We were using a patent of a company called SCR as a reference.
I'm posting the image of the flow meter of SCR. This meter is really small, about 11x11cm of area.
The IR sensors are not interfering each other because the maximum angle of the beam is about 30º.

 

[luciansm]

Hi BigInch.
The goal of the IR sensors it's because it's really cheap and easy to implement.
And the size of the device would be really bigger if we use ultrasonic components.
With IR sensors we are capable to use a algorithm called Cross correlation to compare the 2 signals of the sensors (top and bottom).
With this algorithm we can find the speed of the liquid (in theory). The problem will be to find the height of the liquid in each path to use the equation:

Q = K.v.A
Where K is the calibration of the height (0 to 1).

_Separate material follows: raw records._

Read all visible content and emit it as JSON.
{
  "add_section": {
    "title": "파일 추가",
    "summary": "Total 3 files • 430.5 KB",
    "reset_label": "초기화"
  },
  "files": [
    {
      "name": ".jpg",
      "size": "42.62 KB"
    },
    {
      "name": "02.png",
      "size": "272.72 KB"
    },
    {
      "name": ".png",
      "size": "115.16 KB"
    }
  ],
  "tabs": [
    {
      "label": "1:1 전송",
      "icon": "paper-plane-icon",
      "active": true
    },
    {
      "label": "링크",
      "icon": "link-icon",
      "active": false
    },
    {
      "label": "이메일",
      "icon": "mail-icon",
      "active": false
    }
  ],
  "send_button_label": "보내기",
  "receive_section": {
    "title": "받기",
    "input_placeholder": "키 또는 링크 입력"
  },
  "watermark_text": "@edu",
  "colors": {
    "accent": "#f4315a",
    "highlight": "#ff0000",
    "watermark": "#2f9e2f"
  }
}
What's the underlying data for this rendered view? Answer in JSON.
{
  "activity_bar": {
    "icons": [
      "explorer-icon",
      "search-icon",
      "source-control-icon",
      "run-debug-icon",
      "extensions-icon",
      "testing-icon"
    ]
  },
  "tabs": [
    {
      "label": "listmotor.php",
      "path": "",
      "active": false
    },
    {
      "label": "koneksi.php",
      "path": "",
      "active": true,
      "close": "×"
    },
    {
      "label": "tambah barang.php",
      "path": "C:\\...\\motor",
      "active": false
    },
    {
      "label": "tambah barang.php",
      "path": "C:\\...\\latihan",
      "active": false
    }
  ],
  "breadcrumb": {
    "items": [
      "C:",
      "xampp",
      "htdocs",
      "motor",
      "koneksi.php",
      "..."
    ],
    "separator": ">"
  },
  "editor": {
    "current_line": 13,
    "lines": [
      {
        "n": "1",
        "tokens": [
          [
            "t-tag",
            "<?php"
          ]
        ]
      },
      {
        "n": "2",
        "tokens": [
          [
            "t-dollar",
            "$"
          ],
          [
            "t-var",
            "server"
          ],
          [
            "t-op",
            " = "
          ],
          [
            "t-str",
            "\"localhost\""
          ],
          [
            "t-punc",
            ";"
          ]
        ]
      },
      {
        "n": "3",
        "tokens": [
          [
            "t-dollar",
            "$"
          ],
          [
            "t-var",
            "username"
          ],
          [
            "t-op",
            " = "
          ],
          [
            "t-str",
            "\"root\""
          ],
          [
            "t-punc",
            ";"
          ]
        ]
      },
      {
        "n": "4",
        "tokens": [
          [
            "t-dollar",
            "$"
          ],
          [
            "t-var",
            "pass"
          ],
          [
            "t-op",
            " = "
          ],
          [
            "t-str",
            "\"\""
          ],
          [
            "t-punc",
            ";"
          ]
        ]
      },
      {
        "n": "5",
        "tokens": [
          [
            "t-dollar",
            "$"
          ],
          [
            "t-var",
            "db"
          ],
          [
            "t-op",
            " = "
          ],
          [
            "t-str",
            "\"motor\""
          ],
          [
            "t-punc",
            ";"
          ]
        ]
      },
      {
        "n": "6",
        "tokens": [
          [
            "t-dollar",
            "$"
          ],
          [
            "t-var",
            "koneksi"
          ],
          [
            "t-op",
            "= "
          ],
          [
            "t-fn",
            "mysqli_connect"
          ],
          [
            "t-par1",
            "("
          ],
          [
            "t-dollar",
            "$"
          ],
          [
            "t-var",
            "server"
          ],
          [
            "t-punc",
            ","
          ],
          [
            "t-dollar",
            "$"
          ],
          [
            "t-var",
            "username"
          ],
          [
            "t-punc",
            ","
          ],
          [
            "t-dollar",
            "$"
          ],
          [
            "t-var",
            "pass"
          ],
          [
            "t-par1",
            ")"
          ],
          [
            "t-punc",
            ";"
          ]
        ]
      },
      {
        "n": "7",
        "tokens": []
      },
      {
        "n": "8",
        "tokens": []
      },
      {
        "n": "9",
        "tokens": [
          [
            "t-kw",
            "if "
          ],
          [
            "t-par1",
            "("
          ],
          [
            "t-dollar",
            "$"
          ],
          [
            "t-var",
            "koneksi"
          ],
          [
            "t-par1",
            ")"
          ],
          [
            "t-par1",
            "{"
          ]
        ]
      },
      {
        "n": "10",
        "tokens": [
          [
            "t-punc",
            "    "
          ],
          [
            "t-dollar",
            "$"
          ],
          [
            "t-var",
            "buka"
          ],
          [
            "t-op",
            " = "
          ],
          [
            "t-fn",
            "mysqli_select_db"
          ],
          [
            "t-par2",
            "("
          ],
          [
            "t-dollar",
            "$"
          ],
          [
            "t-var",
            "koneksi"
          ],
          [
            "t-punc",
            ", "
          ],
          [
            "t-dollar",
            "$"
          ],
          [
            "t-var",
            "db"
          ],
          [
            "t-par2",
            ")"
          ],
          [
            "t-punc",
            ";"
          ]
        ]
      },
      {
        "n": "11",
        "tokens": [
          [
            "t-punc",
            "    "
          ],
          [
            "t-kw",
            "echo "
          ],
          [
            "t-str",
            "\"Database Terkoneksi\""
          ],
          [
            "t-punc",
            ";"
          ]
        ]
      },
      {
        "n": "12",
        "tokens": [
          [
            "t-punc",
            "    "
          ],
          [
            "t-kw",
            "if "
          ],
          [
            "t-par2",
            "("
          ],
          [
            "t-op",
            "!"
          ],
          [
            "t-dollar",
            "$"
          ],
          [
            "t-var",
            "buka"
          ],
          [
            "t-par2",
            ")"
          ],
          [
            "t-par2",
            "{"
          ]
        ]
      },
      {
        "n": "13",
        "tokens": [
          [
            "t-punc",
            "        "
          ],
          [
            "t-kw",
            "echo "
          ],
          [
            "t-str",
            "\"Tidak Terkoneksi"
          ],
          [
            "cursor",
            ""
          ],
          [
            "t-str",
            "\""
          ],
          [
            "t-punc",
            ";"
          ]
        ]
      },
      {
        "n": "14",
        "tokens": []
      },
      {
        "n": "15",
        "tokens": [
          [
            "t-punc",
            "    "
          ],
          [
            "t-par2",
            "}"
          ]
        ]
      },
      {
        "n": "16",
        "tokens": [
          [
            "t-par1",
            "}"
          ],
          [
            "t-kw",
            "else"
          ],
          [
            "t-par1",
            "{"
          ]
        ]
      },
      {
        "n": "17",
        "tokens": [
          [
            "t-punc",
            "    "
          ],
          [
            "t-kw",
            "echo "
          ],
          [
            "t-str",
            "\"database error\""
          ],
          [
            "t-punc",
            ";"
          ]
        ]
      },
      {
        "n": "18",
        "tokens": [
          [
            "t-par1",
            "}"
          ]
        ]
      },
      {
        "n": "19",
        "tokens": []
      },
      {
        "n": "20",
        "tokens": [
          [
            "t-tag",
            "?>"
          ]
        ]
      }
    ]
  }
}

I had research about ultrasonic flow meter using time transition, and it's really interesting, but we have to consider a size restriction of the device.

 

[btrueblood]

The patent you are referencing is describing a meter that measures the milk content in a two-phase vacuum conveyor system. The water (milk) droplets/slugs impair the IR beam transmission, so that the size of the drop passing by the sensor can be estimated, and the velocity must be inferred by some other measurement, or by correlation between multiple sensors in the same channel path. The flow from the (typically) multiple milking machines is again two-phased, I.e. water drops or slugs mixed with enough air to keep the milk moving along the pipe to a collection vessel. Because the milk will arrive at the meter in randomly sized packets, I think you are worrying about the turbulence un-necessarily. I.e. the flow will always have a highly random nature with some channels running full and others seeing a more "frothy" mix, and the only way this meter can work is to test it: the algorithm that integrates the signal vs. time must be correlated to actual fluid collected in the downstream "bucket" across a wide range of delivery conditions.

 

[luciansm]

Hi btrueblood, thanks for the answer.
You're trying to say that these patent that I showed is something like this (I posted a picture in paint brush D)?

Thanks.

 

[BigInch]

OK, I didn't know ir worked like that. Good luck. Thanks

 

[luciansm]

Thanks BigInch!
And thanks for the hints!

 

[btrueblood]

I'm familiar with a meter like the one you showed that is mounted inline on a single pipe, not on a branch like you showed. Yes, I have spent some time in dairies. Being able to track milk production from individual cows

At some point, you will need to think about how to make the meter clean-able, preferably it should be capable of being cleaned in place. The best solutions for in situ cleaning milk from a line is hot lye solution followed by hot acid, rinse and repeat several times. And no porous material allowed, no crevices for bugs to grow in. So, while a 3d-printed part sounds good from the crevice-free standpoint, it will suffer with the porosity requirement, and good luck finding materials that can withstand the cleaning chemicals.